Gideon hizo ademán de ponerle la mano en el hombro.
– ¿Cómo sabe que le estoy min…?
Con aterradora rapidez, Marion lo agarró por la muñeca, le dio la vuelta y le retorció el brazo contra la espalda.
– ¡Joder! -gritó Gideon, sintiendo un dolor lacerante.
– ¡He dicho fuera! -exclamó Marion, empujándolo al pasillo y cerrando de un portazo.

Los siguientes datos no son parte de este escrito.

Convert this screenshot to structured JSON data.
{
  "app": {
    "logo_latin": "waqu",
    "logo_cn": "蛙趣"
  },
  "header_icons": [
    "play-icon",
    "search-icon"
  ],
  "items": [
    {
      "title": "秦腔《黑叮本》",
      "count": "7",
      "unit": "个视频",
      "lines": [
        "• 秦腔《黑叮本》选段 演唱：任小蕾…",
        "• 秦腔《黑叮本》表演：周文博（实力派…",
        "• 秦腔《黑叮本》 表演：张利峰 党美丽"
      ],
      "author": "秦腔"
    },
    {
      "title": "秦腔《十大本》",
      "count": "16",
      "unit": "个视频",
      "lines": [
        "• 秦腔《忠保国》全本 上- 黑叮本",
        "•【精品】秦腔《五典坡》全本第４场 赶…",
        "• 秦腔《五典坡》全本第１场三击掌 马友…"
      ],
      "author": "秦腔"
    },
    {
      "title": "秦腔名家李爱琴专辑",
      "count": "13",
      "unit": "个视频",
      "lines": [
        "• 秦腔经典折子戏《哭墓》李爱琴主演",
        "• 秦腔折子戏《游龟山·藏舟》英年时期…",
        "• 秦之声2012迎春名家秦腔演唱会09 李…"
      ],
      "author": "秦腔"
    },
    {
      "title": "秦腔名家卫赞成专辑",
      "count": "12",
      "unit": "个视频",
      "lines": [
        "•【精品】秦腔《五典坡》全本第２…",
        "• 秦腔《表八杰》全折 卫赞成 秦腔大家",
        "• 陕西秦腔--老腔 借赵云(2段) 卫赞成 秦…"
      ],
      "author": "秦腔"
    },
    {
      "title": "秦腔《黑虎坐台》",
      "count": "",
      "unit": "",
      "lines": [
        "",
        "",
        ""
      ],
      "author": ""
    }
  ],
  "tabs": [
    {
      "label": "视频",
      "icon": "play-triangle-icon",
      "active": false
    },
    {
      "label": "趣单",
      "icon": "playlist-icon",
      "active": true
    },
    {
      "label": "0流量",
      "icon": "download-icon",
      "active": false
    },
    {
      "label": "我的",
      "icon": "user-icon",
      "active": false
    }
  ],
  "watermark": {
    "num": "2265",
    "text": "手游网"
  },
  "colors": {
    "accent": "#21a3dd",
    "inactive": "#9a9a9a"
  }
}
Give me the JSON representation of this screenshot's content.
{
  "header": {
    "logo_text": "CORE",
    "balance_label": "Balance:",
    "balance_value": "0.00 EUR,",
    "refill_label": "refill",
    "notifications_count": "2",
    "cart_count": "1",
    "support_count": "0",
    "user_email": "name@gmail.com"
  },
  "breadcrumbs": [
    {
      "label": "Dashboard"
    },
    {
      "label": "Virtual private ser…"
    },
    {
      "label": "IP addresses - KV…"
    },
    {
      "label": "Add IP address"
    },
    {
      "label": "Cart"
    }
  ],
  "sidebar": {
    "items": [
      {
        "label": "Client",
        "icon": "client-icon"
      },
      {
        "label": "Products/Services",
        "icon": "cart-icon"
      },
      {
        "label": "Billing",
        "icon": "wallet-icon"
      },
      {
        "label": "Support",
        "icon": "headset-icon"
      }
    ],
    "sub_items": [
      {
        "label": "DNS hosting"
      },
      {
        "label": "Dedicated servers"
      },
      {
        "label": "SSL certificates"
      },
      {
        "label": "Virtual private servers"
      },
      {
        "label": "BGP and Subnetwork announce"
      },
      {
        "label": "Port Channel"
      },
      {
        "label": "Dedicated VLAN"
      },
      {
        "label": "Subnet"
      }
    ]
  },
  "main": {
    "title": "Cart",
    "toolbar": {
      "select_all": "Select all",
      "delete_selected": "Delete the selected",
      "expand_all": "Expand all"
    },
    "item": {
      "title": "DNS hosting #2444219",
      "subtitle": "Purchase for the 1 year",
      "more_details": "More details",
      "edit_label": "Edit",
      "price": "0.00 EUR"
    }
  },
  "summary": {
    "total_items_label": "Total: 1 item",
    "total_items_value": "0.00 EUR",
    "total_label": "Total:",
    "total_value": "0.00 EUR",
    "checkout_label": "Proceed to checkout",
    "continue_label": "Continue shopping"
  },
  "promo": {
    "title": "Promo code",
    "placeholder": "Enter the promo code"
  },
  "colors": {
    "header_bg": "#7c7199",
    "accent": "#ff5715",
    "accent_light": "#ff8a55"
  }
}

De pie, en el corredor, Gideon se masajeó el brazo dolorido con aire pensativo. No estaba acostumbrado a que lo echaran a patadas de los sitios y desde luego no le había parecido una sensación agradable. Había supuesto que inventar una historia sería peor, pero era posible que se hubiera equivocado. Confió en no estar perdiendo el olfato.
Encontró a Orchid en el salón de té, devorando una ración de pato con arroz.
– No tenían dim sum, pero esto también está bueno -dijo mientras la salsa le goteaba por la barbilla.
– Tenemos que irnos.
Haciendo caso omiso de sus protestas, la sacó a la calle y fueron hasta Grand, donde cogieron un taxi.
– Al hospital Monte Sinaí -indicó al conductor.
– ¿Vamos a visitar a tu amigo? -preguntó Orchid.
Gideon asintió.
– ¿Está enfermo?
– Mucho.
– Lo siento. ¿Qué le ha ocurrido?
– Un accidente de coche.
Gideon dio su verdadero nombre en el mostrador de recepción, asegurándose de que no lo oyera nadie salvo la enfermera de turno. A pesar de que tenía un aspecto muy diferente al del Gideon Crew que se había presentado allí poco después del accidente, confiaba en que, siendo un hospital tan grande, no se encontraría con nadie de aquella noche. Ese mismo día, cuando había llamado se enteró de que a Wu lo habían trasladado a Cuidados Intensivos y de que seguramente saldría del coma. No había recobrado la lucidez, pero eso podía ocurrir en cualquier momento.